In this case, you gaining even more knowledge would be good, Indigo. If you want to find out more about how much sensory input is "made up" by the brain under so-called normal, undrugged conditions, read neuorologist V.S. Ramachandran's fine book Phantoms in the Brain.
posted by digaman at 8:07 AM on March 20, 2005


IndigoJones: And what you write seems to be pretty much what I suggested..

Your first post contained, "LSD works by shutting down various sensory receptors, causing the brain to try to make up for lack of input by, well, making it up. And not doing a very good job at it. "

In my reply, "it indirectly inhibits certain brain structures(locus coerulus) that inhibit sensory load, thus leading to sensory stimulation."

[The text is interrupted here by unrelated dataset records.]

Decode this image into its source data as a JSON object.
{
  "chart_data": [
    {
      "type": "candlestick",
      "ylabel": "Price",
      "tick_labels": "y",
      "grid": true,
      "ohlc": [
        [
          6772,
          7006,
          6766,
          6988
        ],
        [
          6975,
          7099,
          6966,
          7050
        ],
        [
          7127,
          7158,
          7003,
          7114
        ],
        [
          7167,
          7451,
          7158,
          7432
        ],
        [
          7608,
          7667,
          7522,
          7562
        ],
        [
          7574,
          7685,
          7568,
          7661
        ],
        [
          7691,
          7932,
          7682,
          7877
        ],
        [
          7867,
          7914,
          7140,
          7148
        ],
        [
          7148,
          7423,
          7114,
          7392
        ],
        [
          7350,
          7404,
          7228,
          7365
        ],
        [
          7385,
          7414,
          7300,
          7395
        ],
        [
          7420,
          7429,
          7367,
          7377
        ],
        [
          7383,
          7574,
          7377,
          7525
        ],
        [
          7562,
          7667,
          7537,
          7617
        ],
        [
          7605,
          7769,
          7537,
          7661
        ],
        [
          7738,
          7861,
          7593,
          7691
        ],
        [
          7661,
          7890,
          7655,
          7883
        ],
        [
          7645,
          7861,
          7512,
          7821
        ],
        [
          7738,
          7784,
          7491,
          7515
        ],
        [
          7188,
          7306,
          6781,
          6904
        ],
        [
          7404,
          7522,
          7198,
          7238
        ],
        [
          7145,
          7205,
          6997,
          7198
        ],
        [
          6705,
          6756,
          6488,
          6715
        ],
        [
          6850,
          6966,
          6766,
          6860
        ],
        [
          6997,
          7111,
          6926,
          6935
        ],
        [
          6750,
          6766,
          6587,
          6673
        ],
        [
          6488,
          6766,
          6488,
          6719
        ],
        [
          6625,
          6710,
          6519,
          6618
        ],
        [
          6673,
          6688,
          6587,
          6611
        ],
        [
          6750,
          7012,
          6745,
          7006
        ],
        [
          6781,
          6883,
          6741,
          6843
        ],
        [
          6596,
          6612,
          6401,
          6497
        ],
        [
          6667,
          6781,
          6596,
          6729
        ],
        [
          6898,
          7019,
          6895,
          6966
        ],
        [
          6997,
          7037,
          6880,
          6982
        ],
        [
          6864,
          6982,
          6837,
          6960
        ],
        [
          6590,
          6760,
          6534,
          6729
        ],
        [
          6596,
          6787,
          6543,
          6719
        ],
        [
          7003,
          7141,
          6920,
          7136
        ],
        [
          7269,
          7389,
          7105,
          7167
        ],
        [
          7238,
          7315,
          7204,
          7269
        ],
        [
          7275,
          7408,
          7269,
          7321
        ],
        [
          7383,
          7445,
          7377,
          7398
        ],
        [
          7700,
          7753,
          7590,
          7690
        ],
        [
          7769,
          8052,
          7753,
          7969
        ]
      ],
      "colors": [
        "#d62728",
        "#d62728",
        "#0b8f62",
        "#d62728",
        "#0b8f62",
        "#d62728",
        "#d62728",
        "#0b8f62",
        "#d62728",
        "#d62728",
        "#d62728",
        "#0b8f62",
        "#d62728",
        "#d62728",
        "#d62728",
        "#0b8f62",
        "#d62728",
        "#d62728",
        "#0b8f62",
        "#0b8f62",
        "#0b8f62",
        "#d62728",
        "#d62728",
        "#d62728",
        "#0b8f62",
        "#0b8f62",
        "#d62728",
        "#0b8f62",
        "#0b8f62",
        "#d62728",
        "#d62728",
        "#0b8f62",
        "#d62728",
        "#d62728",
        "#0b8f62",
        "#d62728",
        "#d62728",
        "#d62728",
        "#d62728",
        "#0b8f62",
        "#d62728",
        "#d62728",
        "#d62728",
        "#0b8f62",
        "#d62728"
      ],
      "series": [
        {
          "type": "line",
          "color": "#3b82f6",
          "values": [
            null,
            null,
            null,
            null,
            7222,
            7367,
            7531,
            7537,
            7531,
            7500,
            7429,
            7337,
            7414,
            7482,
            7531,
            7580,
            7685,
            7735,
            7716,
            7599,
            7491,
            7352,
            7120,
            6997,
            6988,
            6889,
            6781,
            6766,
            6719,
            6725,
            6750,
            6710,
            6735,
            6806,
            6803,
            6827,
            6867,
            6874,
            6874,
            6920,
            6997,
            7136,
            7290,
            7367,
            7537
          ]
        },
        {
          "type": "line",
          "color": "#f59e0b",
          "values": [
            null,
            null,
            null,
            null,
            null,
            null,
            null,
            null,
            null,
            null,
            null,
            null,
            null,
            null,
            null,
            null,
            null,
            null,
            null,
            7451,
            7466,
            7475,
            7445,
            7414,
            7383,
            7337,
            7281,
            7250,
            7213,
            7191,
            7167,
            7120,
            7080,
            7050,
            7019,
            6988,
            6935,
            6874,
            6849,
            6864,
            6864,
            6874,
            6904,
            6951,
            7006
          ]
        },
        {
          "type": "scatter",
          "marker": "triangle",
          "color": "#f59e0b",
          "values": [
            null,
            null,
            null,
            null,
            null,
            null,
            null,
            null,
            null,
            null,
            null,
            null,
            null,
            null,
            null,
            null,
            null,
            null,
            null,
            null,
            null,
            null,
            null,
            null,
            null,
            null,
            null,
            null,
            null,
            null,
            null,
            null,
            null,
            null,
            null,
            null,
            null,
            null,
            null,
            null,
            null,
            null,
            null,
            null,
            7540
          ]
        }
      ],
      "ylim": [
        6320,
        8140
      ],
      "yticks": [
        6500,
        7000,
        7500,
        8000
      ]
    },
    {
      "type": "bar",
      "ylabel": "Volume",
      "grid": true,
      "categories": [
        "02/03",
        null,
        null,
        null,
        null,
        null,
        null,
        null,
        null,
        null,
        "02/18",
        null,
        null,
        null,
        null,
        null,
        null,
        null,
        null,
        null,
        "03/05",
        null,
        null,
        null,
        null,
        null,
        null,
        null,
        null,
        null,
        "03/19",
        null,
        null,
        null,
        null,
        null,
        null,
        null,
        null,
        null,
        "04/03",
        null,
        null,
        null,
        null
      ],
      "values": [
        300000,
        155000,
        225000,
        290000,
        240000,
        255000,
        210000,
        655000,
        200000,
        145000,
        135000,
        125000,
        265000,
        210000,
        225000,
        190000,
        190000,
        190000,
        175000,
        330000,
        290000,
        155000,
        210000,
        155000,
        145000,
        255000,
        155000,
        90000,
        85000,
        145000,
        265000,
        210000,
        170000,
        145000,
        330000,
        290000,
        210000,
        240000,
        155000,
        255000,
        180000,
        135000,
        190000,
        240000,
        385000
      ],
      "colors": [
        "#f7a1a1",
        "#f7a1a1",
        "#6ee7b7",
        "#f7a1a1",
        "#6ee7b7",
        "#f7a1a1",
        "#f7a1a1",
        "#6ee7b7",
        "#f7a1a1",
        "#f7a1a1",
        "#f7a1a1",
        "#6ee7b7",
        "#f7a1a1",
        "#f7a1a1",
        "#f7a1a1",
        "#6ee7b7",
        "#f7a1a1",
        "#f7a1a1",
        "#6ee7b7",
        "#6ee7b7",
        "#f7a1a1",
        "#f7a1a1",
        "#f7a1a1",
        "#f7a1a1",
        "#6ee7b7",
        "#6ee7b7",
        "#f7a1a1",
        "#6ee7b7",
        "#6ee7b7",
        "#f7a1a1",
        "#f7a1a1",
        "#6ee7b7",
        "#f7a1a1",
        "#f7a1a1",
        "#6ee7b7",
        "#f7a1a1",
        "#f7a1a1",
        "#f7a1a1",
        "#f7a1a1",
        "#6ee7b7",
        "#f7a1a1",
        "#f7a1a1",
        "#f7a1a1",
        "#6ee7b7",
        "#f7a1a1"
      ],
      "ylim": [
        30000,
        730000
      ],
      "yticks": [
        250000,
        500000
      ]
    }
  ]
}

Hardly the same thing. My description indicates that LSD slows down the brain's sensory filters, hence allowing more input. Not a "fill up the missing pieces", at all.
posted by Gyan at 8:15 AM on March 20, 2005


What is it, Acid Week?
posted by jonmc at 8:16 AM on March 20, 2005


Great links, dhartung ... between this and pyramid termite's 1970s Sears catalogue posting, I am having flashbacks of my youth, and it isn't all pretty.
posted by madamjujujive at 8:47 AM on March 20, 2005


Gyan- thank you for the clarification. I expect I shall read digaman's recommendation (for which thanks, digaman).
posted by IndigoJones at 9:44 AM on March 20, 2005


You're welcome.

By the way, one of the most fascinating bodies of writing about how LSD works "cybernetically" was John Lilly's Programming and Metaprogramming in the Human Biocomputer, written in the late 1960s. It was astonishingly prescient in several ways, not least of which was regarding the brain as a software construct that can be modified with hacking agents like LSD. It's dated in some ways, and wrong in others, and I believe Lilly went rather off the deep end with later books, but it's very thought-provoking and provides a very useful model for earnest psychonauts.
posted by digaman at 10:06 AM on March 20, 2005


(Gyan, could you please send me your email address at digaman@sonic.net? Thanks.)
posted by digaman at 10:14 AM on March 20, 2005


Tune in - Turn on - Drop out

I have a book called "The Psycadelic Experience" by Tim Leary and Albert Hoffman, about the "proper" way to conduct a trip.. Peyote, Mescaline, psylocibin, LSD, etc..
Dosage, setting, and verses to recite/contemplate based on the Tibetan Book of the Dead.. Awesome book..
posted by Balisong at 11:06 AM on March 20, 2005


The book Balisong refers to, is available online.
posted by Gyan at 11:28 AM on March 20, 2005


Sorry if I'm not looking hard enough, but I don't see any audio clips. Are there any online? I'd love to splice some of this stuff into a mashup.
posted by NickDouglas at 2:19 PM on March 20, 2005


Nick what kind of audio clips are you looking for?
Here are the Acid Test Reels from acid tests that the Grateful Dead(technically "Warlocks" at the time) contributed to...[via archive.org]

Includes interviews/spoken word with Ken Kesey, Ken Babbs, Jerry Garcia and Neal Cassidy.
posted by schyler523 at 3:26 PM on March 20, 2005


Ah, that's just what I wanted, thanks.